Did you notice that the card name is plural? It’s because you get to decide if you want a USAA Secured Credit Card with a logo from MasterCard or from American Express. With Amex, you get better benefits and perks, such as a concierge service. But with MasterCard, you get wider acceptance. I think it’s kind of cool that you get to choose.
It’s a bank, but it also offers insurance, brokerage services, and more. It really targets the military and their family members, but many of USAA’s financial products, including credit cards, are available to anyone who joins. And that’s good news because USAA has some unsecured credit cards with APRs starting as low as 9.9 percent.
Alas, the secured credit cards are only available to those in the military and their families. But if you’re eligible and you’re trying to rebuild credit, you should take a look at this card. Your security deposit is used to open a 2-year Certificate of Deposit (CD), so it’s an interest-earning deposit account (the earnings will be low, but it’s still nice to get something back). Note that it’s a 2-year term so you have to be willing to commit your money for that period of time.
Okay, there are no rewards, so we’ll get right to the costs and fees.
Rates and Fees
The rates are really quite good. The purchase APR is low and there is no penalty APR. Don’t take advantage of that, though. The whole reason to get a secured card is to pay your bills responsibly and improve your credit. But it’s a nice safety net in case you have a financial emergency.
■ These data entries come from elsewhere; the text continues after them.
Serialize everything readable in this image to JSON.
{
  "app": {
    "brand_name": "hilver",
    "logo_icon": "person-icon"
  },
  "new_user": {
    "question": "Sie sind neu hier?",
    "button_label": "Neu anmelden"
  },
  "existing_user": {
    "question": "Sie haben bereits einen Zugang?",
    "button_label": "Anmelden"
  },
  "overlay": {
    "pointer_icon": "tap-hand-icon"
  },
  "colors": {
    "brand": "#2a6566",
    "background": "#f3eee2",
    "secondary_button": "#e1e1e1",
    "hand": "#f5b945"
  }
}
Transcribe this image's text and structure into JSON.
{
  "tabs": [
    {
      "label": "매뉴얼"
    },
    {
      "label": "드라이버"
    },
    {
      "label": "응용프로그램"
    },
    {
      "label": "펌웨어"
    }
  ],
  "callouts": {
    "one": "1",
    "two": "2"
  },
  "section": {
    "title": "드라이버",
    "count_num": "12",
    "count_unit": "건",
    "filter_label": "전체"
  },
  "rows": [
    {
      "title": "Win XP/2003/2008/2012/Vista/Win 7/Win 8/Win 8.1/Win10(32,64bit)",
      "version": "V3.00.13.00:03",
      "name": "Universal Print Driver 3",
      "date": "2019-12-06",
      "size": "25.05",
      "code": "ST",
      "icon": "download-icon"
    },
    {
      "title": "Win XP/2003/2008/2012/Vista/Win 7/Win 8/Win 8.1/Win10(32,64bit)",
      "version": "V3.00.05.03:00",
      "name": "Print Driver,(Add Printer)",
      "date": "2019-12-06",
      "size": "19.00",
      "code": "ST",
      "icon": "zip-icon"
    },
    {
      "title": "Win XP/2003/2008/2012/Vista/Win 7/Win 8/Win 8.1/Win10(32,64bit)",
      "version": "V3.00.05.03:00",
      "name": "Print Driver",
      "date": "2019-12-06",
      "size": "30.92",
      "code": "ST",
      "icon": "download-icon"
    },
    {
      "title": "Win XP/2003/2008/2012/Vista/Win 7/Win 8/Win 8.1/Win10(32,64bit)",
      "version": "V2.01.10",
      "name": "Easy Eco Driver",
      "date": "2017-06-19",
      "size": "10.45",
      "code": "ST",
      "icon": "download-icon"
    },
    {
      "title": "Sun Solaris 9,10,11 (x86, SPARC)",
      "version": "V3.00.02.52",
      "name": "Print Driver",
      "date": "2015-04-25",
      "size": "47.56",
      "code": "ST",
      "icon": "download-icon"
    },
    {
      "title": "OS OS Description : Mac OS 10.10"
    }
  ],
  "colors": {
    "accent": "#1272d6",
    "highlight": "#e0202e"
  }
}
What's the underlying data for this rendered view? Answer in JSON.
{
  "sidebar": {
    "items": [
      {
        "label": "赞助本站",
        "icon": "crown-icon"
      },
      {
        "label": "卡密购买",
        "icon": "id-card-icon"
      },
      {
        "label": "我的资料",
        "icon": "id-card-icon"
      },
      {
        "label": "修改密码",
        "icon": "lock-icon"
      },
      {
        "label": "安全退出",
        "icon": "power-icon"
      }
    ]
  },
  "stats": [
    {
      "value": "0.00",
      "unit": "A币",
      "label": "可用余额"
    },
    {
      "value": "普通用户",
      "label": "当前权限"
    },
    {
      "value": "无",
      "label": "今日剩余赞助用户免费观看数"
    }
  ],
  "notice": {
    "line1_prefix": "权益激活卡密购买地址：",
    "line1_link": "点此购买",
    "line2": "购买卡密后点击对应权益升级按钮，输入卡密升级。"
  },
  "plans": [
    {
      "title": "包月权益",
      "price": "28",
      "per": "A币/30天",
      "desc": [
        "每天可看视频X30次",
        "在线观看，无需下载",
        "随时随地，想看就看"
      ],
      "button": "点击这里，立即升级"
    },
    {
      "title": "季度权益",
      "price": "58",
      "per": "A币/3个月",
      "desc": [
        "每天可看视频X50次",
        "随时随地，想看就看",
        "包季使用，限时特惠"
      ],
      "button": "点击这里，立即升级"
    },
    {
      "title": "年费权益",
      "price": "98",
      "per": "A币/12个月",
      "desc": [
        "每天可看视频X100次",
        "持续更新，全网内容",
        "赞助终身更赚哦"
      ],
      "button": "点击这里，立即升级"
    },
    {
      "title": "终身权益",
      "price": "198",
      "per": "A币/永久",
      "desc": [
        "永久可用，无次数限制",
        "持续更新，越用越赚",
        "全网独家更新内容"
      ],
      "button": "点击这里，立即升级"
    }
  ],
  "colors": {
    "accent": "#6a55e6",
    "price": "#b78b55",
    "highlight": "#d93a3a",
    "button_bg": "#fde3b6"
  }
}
APR: You get a variable rate of 9.9 percent. Nice!
Balance Transfers: There isn’t a zero percent intro offer. Unless you’re offered a promotional rate, the balance transfer APR is a variable 9.9 percent. There’s a 3 percent transfer fee.
APR for Cash Advances: You still get a variable 9.9 percent, which is amazing for a cash advance. The transaction fee is 3 percent. But I still want you to remember that interest on a cash advance starts ticking right away, so be careful with this.
Annual Fee: You pay $35 per year. Slightly on the high side.
Foreign Transaction Fees: It’s 1 percent, which is below average, so that’s good.
Security Deposit: Your deposit, which goes into a CD, ranges from a minimum of $250 to a maximum of $5,000.
Credit Limit: The amount you invest in a CD becomes your credit limit.
The Bottom Line
If you’re eligible, this credit card is just a notch below the secured credit card from Navy Federal. A downside to this card is that two years is a long time to tie up your money, but at least it’s tied up in an investment.
I always like to read the comments section when I review cards. One of the biggest complaints was that you can’t “graduate” from this secured card to one of their unsecured cards. Now, your credit score might improve enough for you to qualify for one of their unsecured cards, but you’d have to apply for a new credit card. The issue is that USAA doesn’t offer a smooth transition to an unsecured credit card. At the end of the day, that’s an inconvenience, but it doesn’t change the fact that this is a really good secured card.